22 - Von Schleudern und Vertrauen

Einen kurzen Moment lang fürchtete ich, Aalyxhs Augen würden gleich aus ihren Höhlen kullern und übers Deck davonrollen. Dann presste sie alle vier Paar Augenlider fest zu und quietschte. Ben presste sich die Handflächen auf die Ohren. „Hör auf damit, Lyxh, du bis schlimmer als eine Horde verliebter Teenies an einem Konzert ihrer Lieblings-Boygroup."

„Aber das ist Kalis erste große Liebe." Die Pilotin öffnete ihre Augen weit, um das Gesicht des Severills auf dem Hauptbildschirm zu studieren.
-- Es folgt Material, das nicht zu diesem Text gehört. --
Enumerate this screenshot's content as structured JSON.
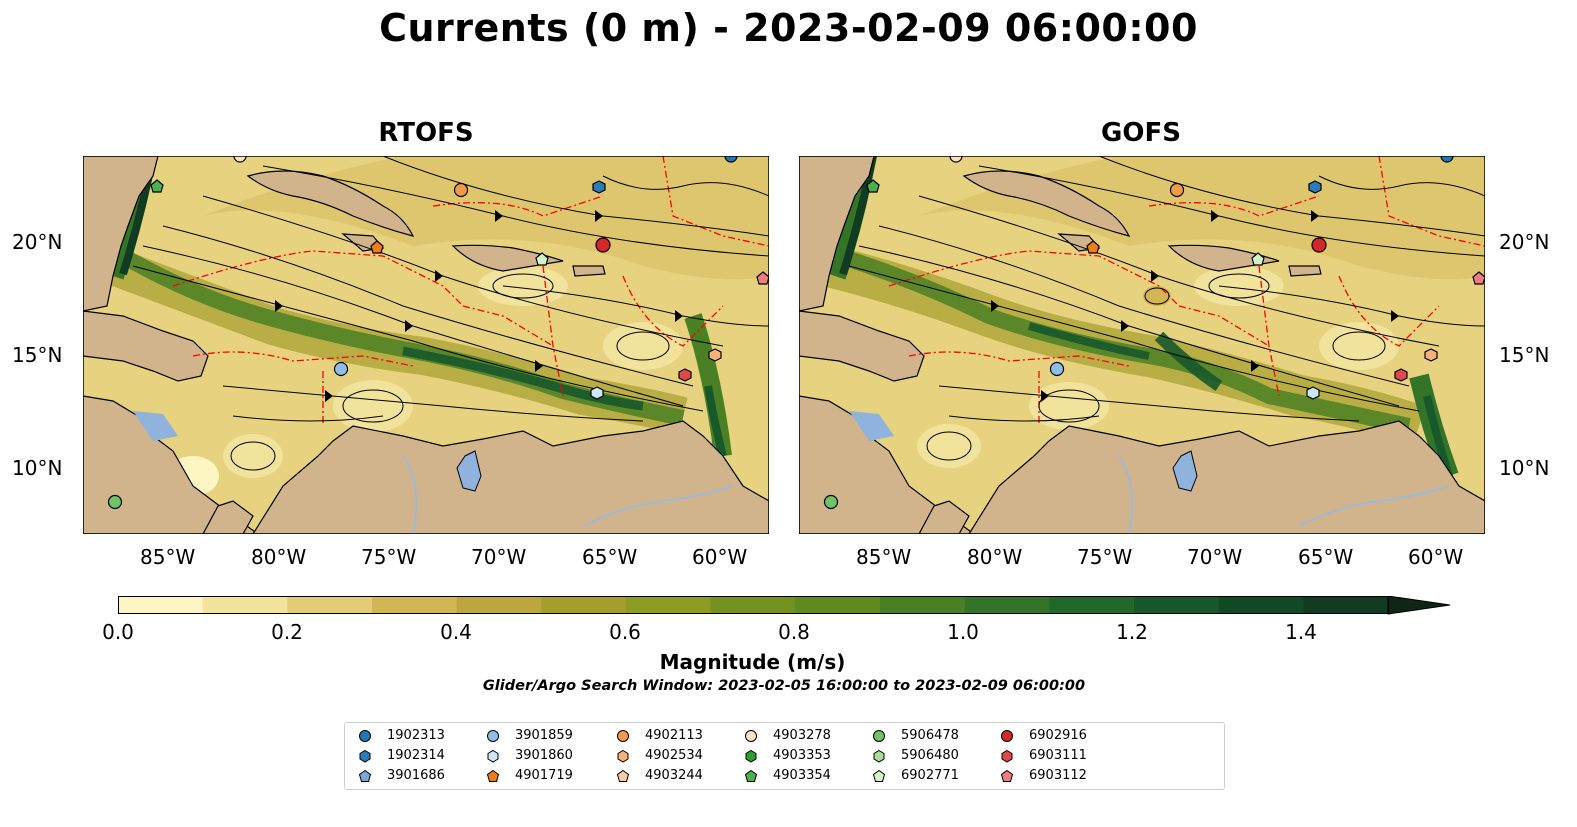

Sie sog seine Züge förmlich in sich hinein.

Zugegeben, se Kajll war attraktiv, auch nach all den Jahren. Ich spürte, wie meine Kiemenklappen heiss wurden als ich aufstand. „Aalyxh, öffne bitte den Audiokanal." Erst da viel mir auf, dass ich die Kommunikation ja mit meiner Hand blockierte. Mein Gesicht wurde noch heißer. Ich musste den Impuls unterdrücken, meinen Overall glatt zu streichen. Stattdessen räusperte ich mich und nahm die Hand vom Mikrophon. „Kalina ap Theron, zu ihren Diensten, Verano se Kajll. Was ist wichtig genug, dass wir hier Freundlichkeiten austauschen?"
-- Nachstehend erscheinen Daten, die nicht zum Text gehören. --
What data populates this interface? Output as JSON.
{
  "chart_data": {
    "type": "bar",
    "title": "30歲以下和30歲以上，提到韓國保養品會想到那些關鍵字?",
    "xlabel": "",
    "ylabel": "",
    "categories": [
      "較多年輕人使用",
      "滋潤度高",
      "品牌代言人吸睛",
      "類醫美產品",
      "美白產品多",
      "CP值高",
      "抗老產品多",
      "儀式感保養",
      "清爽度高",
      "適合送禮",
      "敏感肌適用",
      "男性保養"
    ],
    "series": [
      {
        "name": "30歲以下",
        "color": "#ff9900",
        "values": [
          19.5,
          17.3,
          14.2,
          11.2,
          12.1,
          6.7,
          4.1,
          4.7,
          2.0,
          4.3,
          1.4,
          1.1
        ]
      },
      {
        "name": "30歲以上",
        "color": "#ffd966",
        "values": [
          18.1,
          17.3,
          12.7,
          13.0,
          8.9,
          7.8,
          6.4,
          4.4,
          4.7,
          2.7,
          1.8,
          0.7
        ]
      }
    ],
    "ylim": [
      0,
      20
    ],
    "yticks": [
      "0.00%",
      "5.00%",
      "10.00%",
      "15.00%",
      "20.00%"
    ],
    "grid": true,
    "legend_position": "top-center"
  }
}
„Bitte nenn mich Veran. Es ist eine Ewigkeit her, seit ich dein unschuldiges Gesicht zum letzten Mal sah, ap Theron. Leider unter misslichem Umständen. Aber es freut mich, dass mein bevorzugter Rabauke immer noch unverändert und ungeschlagen durch die Galaxis zieht." Seine Lippen verzogen sich zu einem schiefen Grinsen, das zwei Reihen von spitzen Zähnen entblößte.
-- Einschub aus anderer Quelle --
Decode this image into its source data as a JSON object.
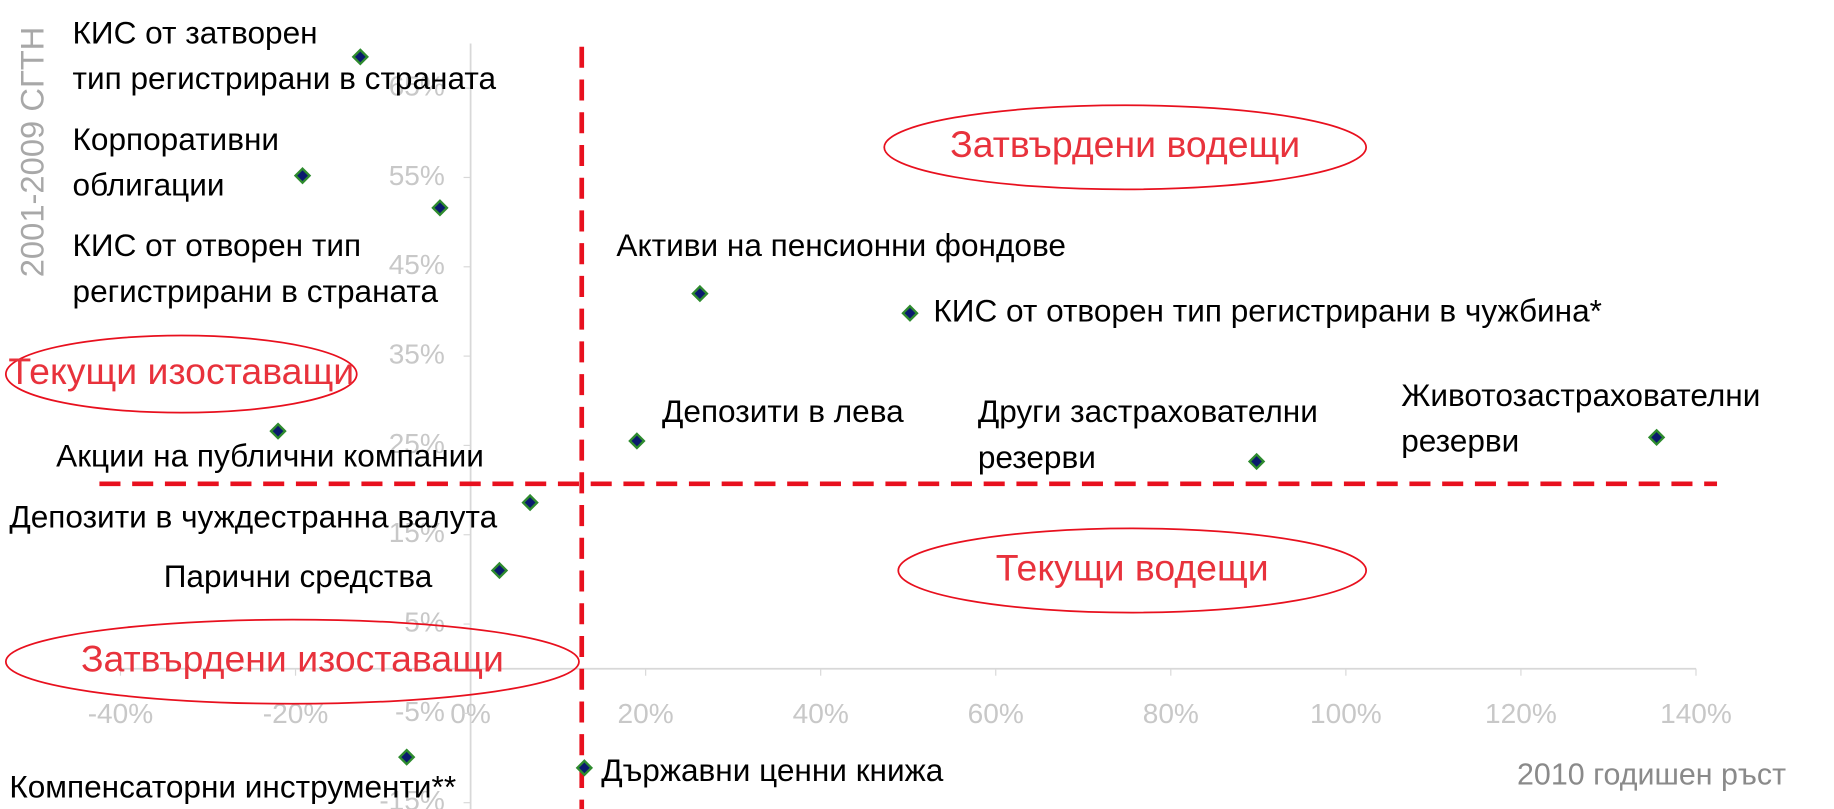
{
  "chart_data": {
    "type": "scatter",
    "x_label": "2010 годишен ръст",
    "y_label": "2001-2009 СГТН",
    "labels": [
      [
        "КИС от затворен",
        "тип регистрирани в страната"
      ],
      [
        "Корпоративни",
        "облигации"
      ],
      [
        "КИС от отворен тип",
        "регистрирани в страната"
      ],
      [
        "Активи на пенсионни фондове"
      ],
      [
        "КИС от отворен тип регистрирани в чужбина*"
      ],
      [
        "Акции на публични компании"
      ],
      [
        "Депозити в лева"
      ],
      [
        "Други застрахователни",
        "резерви"
      ],
      [
        "Животозастрахователни",
        "резерви"
      ],
      [
        "Депозити в чуждестранна валута"
      ],
      [
        "Парични средства"
      ],
      [
        "Компенсаторни инструменти**"
      ],
      [
        "Държавни ценни книжа"
      ]
    ],
    "x": [
      -12.6,
      -19.2,
      -3.5,
      26.2,
      50.2,
      -22.0,
      19.0,
      89.8,
      135.5,
      6.8,
      3.3,
      -7.3,
      13.0
    ],
    "y": [
      68.5,
      55.2,
      51.6,
      42.0,
      39.8,
      26.6,
      25.5,
      23.2,
      25.9,
      18.6,
      11.0,
      -9.9,
      -11.1
    ],
    "color": "#0a1a6e",
    "edge_color": "#2e8b2e",
    "xlim": [
      -40,
      140
    ],
    "xticks": [
      {
        "value": -40,
        "label": "-40%"
      },
      {
        "value": -20,
        "label": "-20%"
      },
      {
        "value": 0,
        "label": "0%"
      },
      {
        "value": 20,
        "label": "20%"
      },
      {
        "value": 40,
        "label": "40%"
      },
      {
        "value": 60,
        "label": "60%"
      },
      {
        "value": 80,
        "label": "80%"
      },
      {
        "value": 100,
        "label": "100%"
      },
      {
        "value": 120,
        "label": "120%"
      },
      {
        "value": 140,
        "label": "140%"
      }
    ],
    "ylim": [
      -20,
      70
    ],
    "yticks": [
      {
        "value": -15,
        "label": "-15%"
      },
      {
        "value": -5,
        "label": "-5%"
      },
      {
        "value": 5,
        "label": "5%"
      },
      {
        "value": 15,
        "label": "15%"
      },
      {
        "value": 25,
        "label": "25%"
      },
      {
        "value": 35,
        "label": "35%"
      },
      {
        "value": 45,
        "label": "45%"
      },
      {
        "value": 55,
        "label": "55%"
      },
      {
        "value": 65,
        "label": "65%"
      }
    ],
    "reference_x": 12.7,
    "reference_y": 20.7,
    "reference_color": "#e8101e",
    "quadrants": [
      "Затвърдени водещи",
      "Текущи изоставащи",
      "Текущи водещи",
      "Затвърдени изоставащи"
    ]
  }
}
„Um." Die Tatsache, dass ausgerechnet dieser Severill der Grund war, dass mich seine ganze Spezies kreuz und quer durch das bekannte Universum jagte, schnürte mir die Kehle zu. Er sah immer noch so verflucht exotisch aus und brachte meine Nackenstacheln zum Kribbeln.

Aalyxh schubste mich am Arm. „Sag schon was, Kali." Sie bemühte sich um ein leises Flüstern, aber ich fürchtete, dass Veran sie trotzdem verstand. „Und bitte verlass dich diesmal nicht auf deine Schleuder, oder unser Hauptschirm geht dabei drauf."

Die Yuuol wusste genau, dass ich seit Jahren keine Schleuder mehr benutzt hatte. Schließlich sind sie als Waffen in Konflikten zwischen Raumschiffen denkbar ungeeignet. Trotzdem holte ihre Bemerkung mich aus meiner Sprachlosigkeit. „Ich glaube, unverändert und ungeschlagen trifft nicht ganz zu. Aber ich hoffe zumindest, dass ich vielleicht den einen oder anderen Trick dazugelernt habe. Nun, ich bin sicher, du bist nicht hier, um über die goldenen Zeiten unserer Jugend zu philosophieren."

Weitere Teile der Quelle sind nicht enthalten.